In realtà dal primo luglio 2007, le indicazioni sulle qualità nutrizionali e informazioni alla salute pubblicate sulle etichette e sulle comunicazioni commerciali dei prodotti alimentari sono disciplinate da un ordinamento comunitario N. 1924/2006 e sua rettifica del 18/01/07 che avrebbe dovuto tutelare i consumatori e facilitare le scelte per favorire un tipo di alimentazione consapevole, ispirata dalle nuove indicazioni nutrizionali in ambito di prevenzione di malattie o sviluppo di patologie, ma l'applicabilità della norma è slittata, prevedendo notevoli eccezzioni e mancano strumenti di verifica ed è priva di severi strumenti sanzionatori.
Attualmente è in corso in collaborazione con Autorità Europea per la Sicurezza Alimentare e Unione Europea la scrittura di una legge comunitaria entro il Gennaio 2009 più restrittiva che vedrà l'indicazione di parametri di riferimento certi per indicare che un prodotto per esempio è a "basso contenuto calorico" o "fonte di fibre" , sarà inoltre istituito un quadro d'informazioni di ricerche medico scientifiche consolidate sulle proprietà degli alimenti che serviranno da riferimento, in modo che ogni claim o informazione sia all'interno di questo quadro.

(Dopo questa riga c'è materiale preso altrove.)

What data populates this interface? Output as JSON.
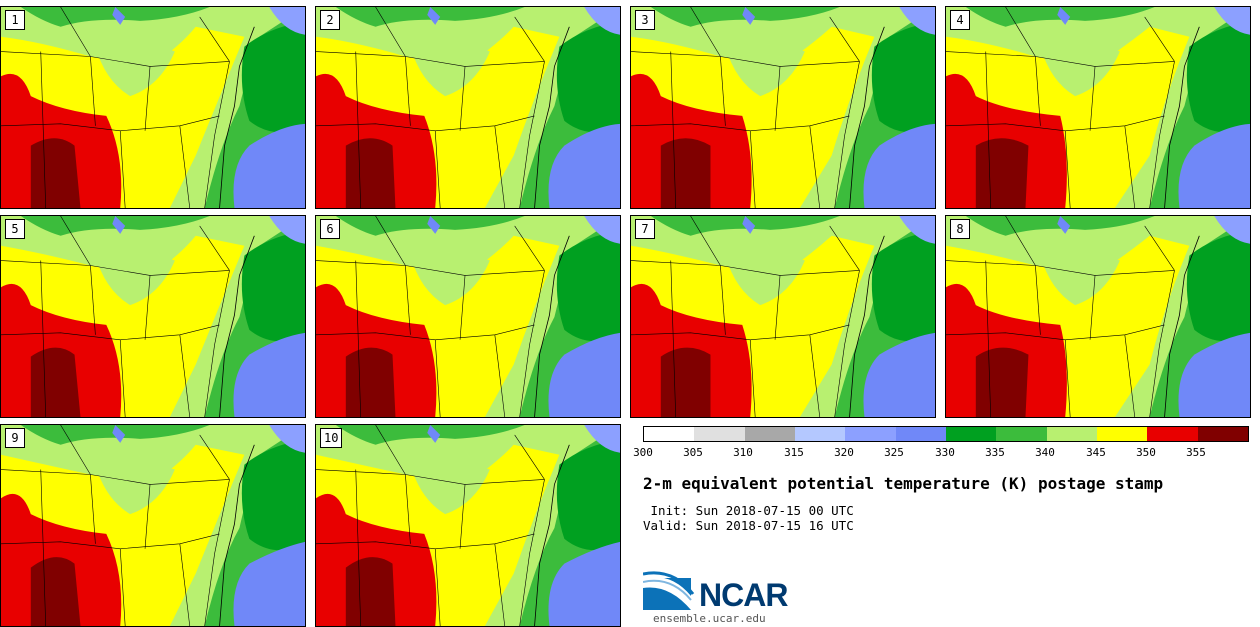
{
  "panels": [
    {
      "label": "1"
    },
    {
      "label": "2"
    },
    {
      "label": "3"
    },
    {
      "label": "4"
    },
    {
      "label": "5"
    },
    {
      "label": "6"
    },
    {
      "label": "7"
    },
    {
      "label": "8"
    },
    {
      "label": "9"
    },
    {
      "label": "10"
    }
  ],
  "colorbar": {
    "ticks": [
      "300",
      "305",
      "310",
      "315",
      "320",
      "325",
      "330",
      "335",
      "340",
      "345",
      "350",
      "355"
    ],
    "colors": [
      "#ffffff",
      "#e0e0e0",
      "#a8a8a8",
      "#b4c8ff",
      "#8ca0ff",
      "#7088f8",
      "#00a020",
      "#3cbc3c",
      "#b8f070",
      "#ffff00",
      "#e80000",
      "#800000"
    ]
  },
  "title": "2-m equivalent potential temperature (K) postage stamp",
  "init": " Init: Sun 2018-07-15 00 UTC",
  "valid": "Valid: Sun 2018-07-15 16 UTC",
  "logo": {
    "text": "NCAR",
    "site": "ensemble.ucar.edu"
  }
}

Un parere personale non è solo un problema di legge, perchè le norme ci sono, sono indubbiamente importanti, ma devono essere comprese, ma occorre anche un'applicabilità certa, sanzioni forti e una cultura maggiore da parte dei consumatori. Qualche esempio? E' sufficiente vedere l'elenco del Garante della concorrenza e dello Iap. Le tecniche per diblare le norme sono diverse e possono anche in qualche modo rispettare le norme, le più comuni sono :
A) applicata spesso a prodotti che hanno un ciclo di vita breve da un anno a tre anni massimo come alcuni alimenti funzionali. Si lancia un prodotto con un messaggio ambiguo falso o fuorievante, prima che qualcuno si decida a segnalare passa del tempo, può capitare anche che non ci siano segnalazioni a organi competenti, ora che si subisce un accertamento passa anche un anno o due e che si abbia una sentenza definità ancora di più, che arriva quando oramai il ciclo del prodotto è concluso e sul mercato il prodotto non c'è più, ma nella mente del consumatore rimane il claim e il messaggio fuorievante, il prodotto ha svolto la sua funzione sul mercato e ha esaurito il suo ciclo, i giornali della condanna non ne parlano, le sanzioni sono irrisorie, massino che ho visto 13.000 euro, che volete che sia per un azienda che fattura miliardi di euro all'anno è come una goccia nell'oceano!
B) quello più divertente è la dicitura "da utilizzare in associazione di una dieta varia ed equilibrata" oppure "associato ad una alimentazione equilibrata ed uno stile di vita sano"per paradosso questo è un metodo perfettamente riconosciuto e va bene per qualsiasi prodotto.
C) quello più furbo è invece quando un prodotto si appropria di una caratteristica nutrizionale di un suo ingrediente per esempio il kiwi ricco di vitamina C, la mia barretta al kiwi è ricca di vitamina C , ma non viene indicato quanta vitamica è presente nel prodotto e quanto consumarne per ottenere l'effetto positivo promesso sulla salute.
Una volta a ricorrere a questi mezzi erano aziende piccole anzi piccolissime in particolare di "integratori alimentari"che promettevano di perdere peso, oggi queste tecniche sono divenute patrimonio di aziende leader di mercato. La responsabilità è solo delle aziende o anche dei consumatori che sono alla ricerca di "elisir" che promettono lunga vita, super salute, immortalità e bellezza?